If y=2x^2-21x^2+60x+6
what is the value of x?
dx^2/dy^2=0
I got 7/2 it is dy^2/dx^2 not dx^2/dy^2
here is the oda that got me confused
find the value of the constant integration if
(x^1/2+x^1/3)dx=0
at x=1
assuming you meant
y = 2x^3-21x^2+60x+6
y' = 6x^2-42x+60
y" = 12x-42
y"=0 when x = 7/2
For the other one,
(x^1/2+x^1/3)dx = 0
∫(x^1/2+x^1/3)dx = C
2/3 x^(3/2) + 3/4 x^(4/3) = C
at x=1, C = 2/3 + 3/4 = 17/12
To find the value of x, we need to solve the equation y = 2x^2 - 21x^2 + 60x + 6.
Simplifying the equation, we have -19x^2 + 60x + 6 = 0.
To solve this quadratic equation, we can use the quadratic formula. The quadratic formula states that for an equation of the form ax^2 + bx + c = 0, the solutions for x are given by:
x = (-b ± √(b^2 - 4ac)) / (2a)
In this case, a = -19, b = 60, and c = 6.
Plugging these values into the quadratic formula, we have:
x = ( -60 ± √(60^2 - 4(-19)(6)) ) / (2(-19))
Simplifying further:
x = ( -60 ± √(3600 + 456) ) / (-38)
x = ( -60 ± √(4056) ) / (-38)
Now, to calculate the value of x, we need to take both the positive and negative square roots of 4056.
Using a calculator or math software, we find that √(4056) = 63.7134 (approx.).
So, the solutions for x are:
x = ( -60 + 63.7134 ) / (-38)
x ≈ -0.091 (approx.)
and
x = ( -60 - 63.7134 ) / (-38)
x ≈ 3.956 (approx.)
Therefore, the value of x is approximately -0.091 or 3.956.
Now, let's move on to the second part of the question: finding dx^2/dy^2 when it is equal to 0.
The expression dx^2/dy^2 represents the second derivative of x with respect to y. It measures the rate of change of the derivative of x with respect to y.
To find the second derivative, we differentiate the equation y = 2x^2 - 21x^2 + 60x + 6 with respect to x first.
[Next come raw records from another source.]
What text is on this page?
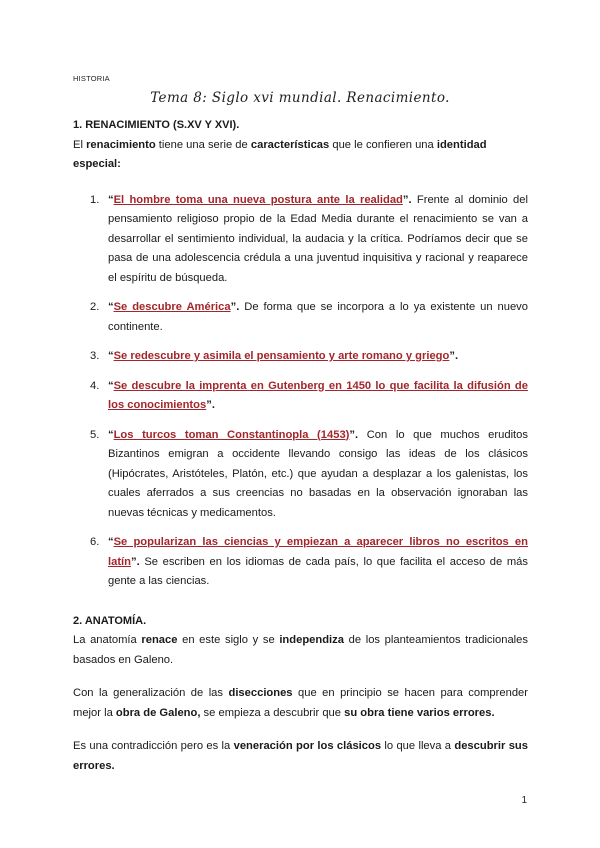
HISTORIA
Tema 8: Siglo xvi mundial. Renacimiento.

1. RENACIMIENTO (S.XV Y XVI).

El renacimiento tiene una serie de características que le confieren una identidad especial:

1. “El hombre toma una nueva postura ante la realidad”. Frente al dominio del pensamiento religioso propio de la Edad Media durante el renacimiento se van a desarrollar el sentimiento individual, la audacia y la crítica. Podríamos decir que se pasa de una adolescencia crédula a una juventud inquisitiva y racional y reaparece el espíritu de búsqueda.
2. “Se descubre América”. De forma que se incorpora a lo ya existente un nuevo continente.
3. “Se redescubre y asimila el pensamiento y arte romano y griego”.
4. “Se descubre la imprenta en Gutenberg en 1450 lo que facilita la difusión de los conocimientos”.
5. “Los turcos toman Constantinopla (1453)”. Con lo que muchos eruditos Bizantinos emigran a occidente llevando consigo las ideas de los clásicos (Hipócrates, Aristóteles, Platón, etc.) que ayudan a desplazar a los galenistas, los cuales aferrados a sus creencias no basadas en la observación ignoraban las nuevas técnicas y medicamentos.
6. “Se popularizan las ciencias y empiezan a aparecer libros no escritos en latín”. Se escriben en los idiomas de cada país, lo que facilita el acceso de más gente a las ciencias.

2. ANATOMÍA.

La anatomía renace en este siglo y se independiza de los planteamientos tradicionales basados en Galeno.

Con la generalización de las disecciones que en principio se hacen para comprender mejor la obra de Galeno, se empieza a descubrir que su obra tiene varios errores.

Es una contradicción pero es la veneración por los clásicos lo que lleva a descubrir sus errores.

1
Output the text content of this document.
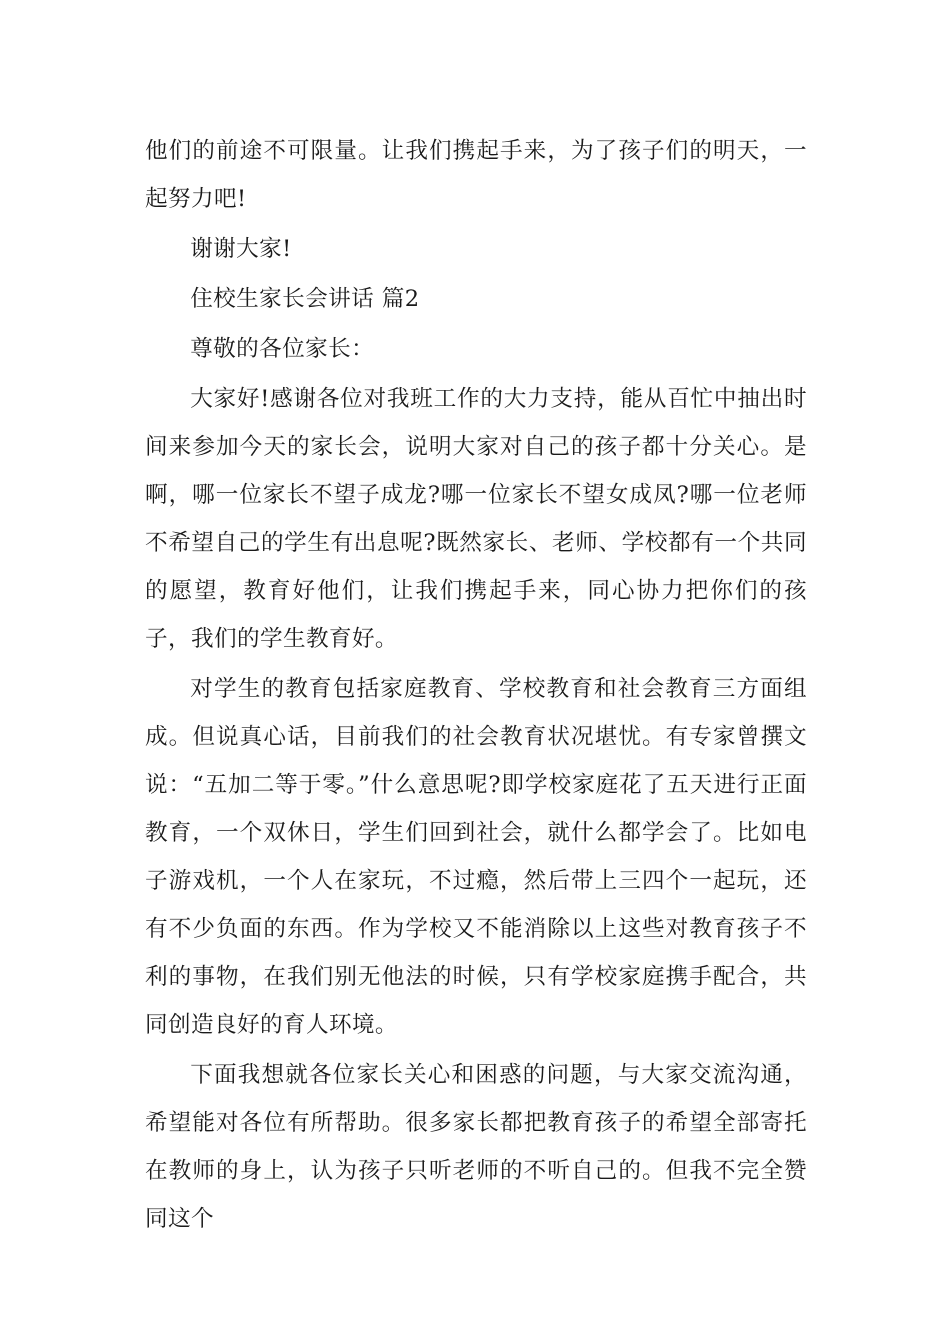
他们的前途不可限量。让我们携起手来，为了孩子们的明天，一起努力吧!

谢谢大家!

住校生家长会讲话 篇2

尊敬的各位家长：

大家好!感谢各位对我班工作的大力支持，能从百忙中抽出时间来参加今天的家长会，说明大家对自己的孩子都十分关心。是啊，哪一位家长不望子成龙?哪一位家长不望女成凤?哪一位老师不希望自己的学生有出息呢?既然家长、老师、学校都有一个共同的愿望，教育好他们，让我们携起手来，同心协力把你们的孩子，我们的学生教育好。

对学生的教育包括家庭教育、学校教育和社会教育三方面组成。但说真心话，目前我们的社会教育状况堪忧。有专家曾撰文说：“五加二等于零。”什么意思呢?即学校家庭花了五天进行正面教育，一个双休日，学生们回到社会，就什么都学会了。比如电子游戏机，一个人在家玩，不过瘾，然后带上三四个一起玩，还有不少负面的东西。作为学校又不能消除以上这些对教育孩子不利的事物，在我们别无他法的时候，只有学校家庭携手配合，共同创造良好的育人环境。

下面我想就各位家长关心和困惑的问题，与大家交流沟通，希望能对各位有所帮助。很多家长都把教育孩子的希望全部寄托在教师的身上，认为孩子只听老师的不听自己的。但我不完全赞同这个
Since the equation is with respect to y, we need to implicitly differentiate it with respect to x. This involves applying the chain rule.
Differentiating both sides of the equation, we get:
dy/dx = d/dx (2x^2 - 21x^2 + 60x + 6)
dy/dx = 4x - 42x + 60
dy/dx = -17x + 60
Now, we differentiate dy/dx with respect to x to find the second derivative.
d^2y/dx^2 = d/dx (-17x + 60)
d^2y/dx^2 = -17
So, d^2y/dx^2 is a constant value of -17.
Based on the second part of the question, we are asked to find dx^2/dy^2 when it equals 0. Since the second derivative is a constant value of -17, it can never equal 0.
In conclusion, dx^2/dy^2 does not equal 0 in this case.